Sandra Wilcoxon from Oak Park  

Posted: April 13th, 2012 7:33 PM

I remember the old murals and painted ceilings in the house back when Warren owned it--I hope some of them are still there. Everyone should go see the home on the tour--it's amazing.

Karen Forrester from Evans, GA  

Posted: April 12th, 2012 1:03 PM

We used to live across from that house. It won some big national award when Stewart redid it, and we heard actor Don Ameche used to rent a room there. Also, funny man Jim Bjork lived there for 40 or 50 years. He was the nicest man, and a fixture on Oak Park Ave. I think he was a famous painter too. Everyone used to call him "Father" in the neighborhood. He would have to be 100 years old now, does anyone know what happened to him?

Warren Stewart from Florida  

Posted: April 12th, 2012 12:21 PM

Hi Dan, I'm flattered you remember me! Yes, I was a young man in my 20's when I started restoring the house on Grove.
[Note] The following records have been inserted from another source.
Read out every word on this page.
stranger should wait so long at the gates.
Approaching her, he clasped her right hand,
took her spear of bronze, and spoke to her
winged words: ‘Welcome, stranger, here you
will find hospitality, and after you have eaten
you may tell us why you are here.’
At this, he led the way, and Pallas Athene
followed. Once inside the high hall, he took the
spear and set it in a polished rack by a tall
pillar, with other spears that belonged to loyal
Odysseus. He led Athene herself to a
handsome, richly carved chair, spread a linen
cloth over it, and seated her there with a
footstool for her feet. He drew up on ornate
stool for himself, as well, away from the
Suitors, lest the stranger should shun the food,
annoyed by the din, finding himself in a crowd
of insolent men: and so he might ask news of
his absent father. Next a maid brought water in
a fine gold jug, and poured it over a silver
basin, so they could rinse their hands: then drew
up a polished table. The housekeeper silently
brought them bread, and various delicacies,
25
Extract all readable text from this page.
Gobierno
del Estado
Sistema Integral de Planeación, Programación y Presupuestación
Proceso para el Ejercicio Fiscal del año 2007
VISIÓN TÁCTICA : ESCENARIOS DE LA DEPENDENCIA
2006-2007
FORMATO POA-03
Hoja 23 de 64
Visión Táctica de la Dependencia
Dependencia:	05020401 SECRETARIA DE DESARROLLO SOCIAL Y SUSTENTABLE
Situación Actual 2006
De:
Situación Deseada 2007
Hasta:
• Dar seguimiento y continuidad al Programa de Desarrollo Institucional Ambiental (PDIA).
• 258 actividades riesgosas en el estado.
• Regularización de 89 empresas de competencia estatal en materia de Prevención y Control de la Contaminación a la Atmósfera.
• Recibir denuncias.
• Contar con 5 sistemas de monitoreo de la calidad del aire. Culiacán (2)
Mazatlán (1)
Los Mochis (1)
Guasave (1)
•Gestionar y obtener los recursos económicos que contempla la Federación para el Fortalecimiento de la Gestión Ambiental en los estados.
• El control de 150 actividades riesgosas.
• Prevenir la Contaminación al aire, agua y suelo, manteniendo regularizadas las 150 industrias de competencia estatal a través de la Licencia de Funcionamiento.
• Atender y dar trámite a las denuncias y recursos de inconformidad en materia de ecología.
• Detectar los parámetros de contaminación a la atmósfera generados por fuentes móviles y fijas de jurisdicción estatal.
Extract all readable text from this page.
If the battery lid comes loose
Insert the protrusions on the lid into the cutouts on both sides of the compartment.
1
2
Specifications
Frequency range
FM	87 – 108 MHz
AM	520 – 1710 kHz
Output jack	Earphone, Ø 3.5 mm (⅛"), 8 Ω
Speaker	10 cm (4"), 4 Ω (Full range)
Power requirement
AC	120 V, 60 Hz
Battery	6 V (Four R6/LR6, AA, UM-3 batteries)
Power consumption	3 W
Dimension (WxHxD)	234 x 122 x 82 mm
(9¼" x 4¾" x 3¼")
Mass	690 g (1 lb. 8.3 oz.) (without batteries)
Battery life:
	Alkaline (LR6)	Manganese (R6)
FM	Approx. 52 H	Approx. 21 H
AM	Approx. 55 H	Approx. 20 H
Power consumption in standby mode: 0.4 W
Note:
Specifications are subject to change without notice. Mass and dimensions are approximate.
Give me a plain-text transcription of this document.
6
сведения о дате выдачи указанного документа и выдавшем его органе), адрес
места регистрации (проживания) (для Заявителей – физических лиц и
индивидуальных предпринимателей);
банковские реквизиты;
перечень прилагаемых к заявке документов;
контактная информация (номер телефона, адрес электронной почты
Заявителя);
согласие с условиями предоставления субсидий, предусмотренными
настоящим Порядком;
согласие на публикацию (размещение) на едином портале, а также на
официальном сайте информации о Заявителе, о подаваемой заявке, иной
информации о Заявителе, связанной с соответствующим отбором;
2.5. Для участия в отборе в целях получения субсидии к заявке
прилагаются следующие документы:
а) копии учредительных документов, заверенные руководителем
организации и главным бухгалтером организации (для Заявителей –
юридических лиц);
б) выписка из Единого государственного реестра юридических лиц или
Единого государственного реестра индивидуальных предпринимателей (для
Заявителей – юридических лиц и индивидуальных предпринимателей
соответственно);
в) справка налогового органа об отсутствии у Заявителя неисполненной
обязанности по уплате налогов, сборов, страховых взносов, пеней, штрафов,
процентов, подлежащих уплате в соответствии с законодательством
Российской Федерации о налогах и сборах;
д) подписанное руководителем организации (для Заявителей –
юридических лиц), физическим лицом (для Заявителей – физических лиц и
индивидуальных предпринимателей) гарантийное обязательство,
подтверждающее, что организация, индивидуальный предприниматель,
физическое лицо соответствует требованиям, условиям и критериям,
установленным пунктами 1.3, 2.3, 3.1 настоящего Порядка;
Getting to know the rooming house tenants instantly changed my perception of what a SRO is. Most were very honorable men in their 60's, 70's, even 80's, so it was enriching to listen to their stories. All of them had been deeply scarred by the Depression, and I think living in one furnished room with no ties, made them feel safe, and less exposed to unsavory monetary attacks.

Dan Haley from Wednesday Journal  

Posted: April 12th, 2012 8:15 AM

Warren Stewart. Good to see your name on the comment board. You did great things to that house and the way you let the old gentlemen gradually depart the rooming house as you gradually restored the house to its glory was very gracious. Are you living in Florida?

Warren Stewart from Florida  

Posted: April 12th, 2012 7:54 AM

I owned this house from 1986 to 1993. It had been used as an orphanage and rooming house since the 20's (following the last time Wall Street screwed us). When I bought it the house was covered with asphalt siding, and had a pay phone in the hallway! Great House!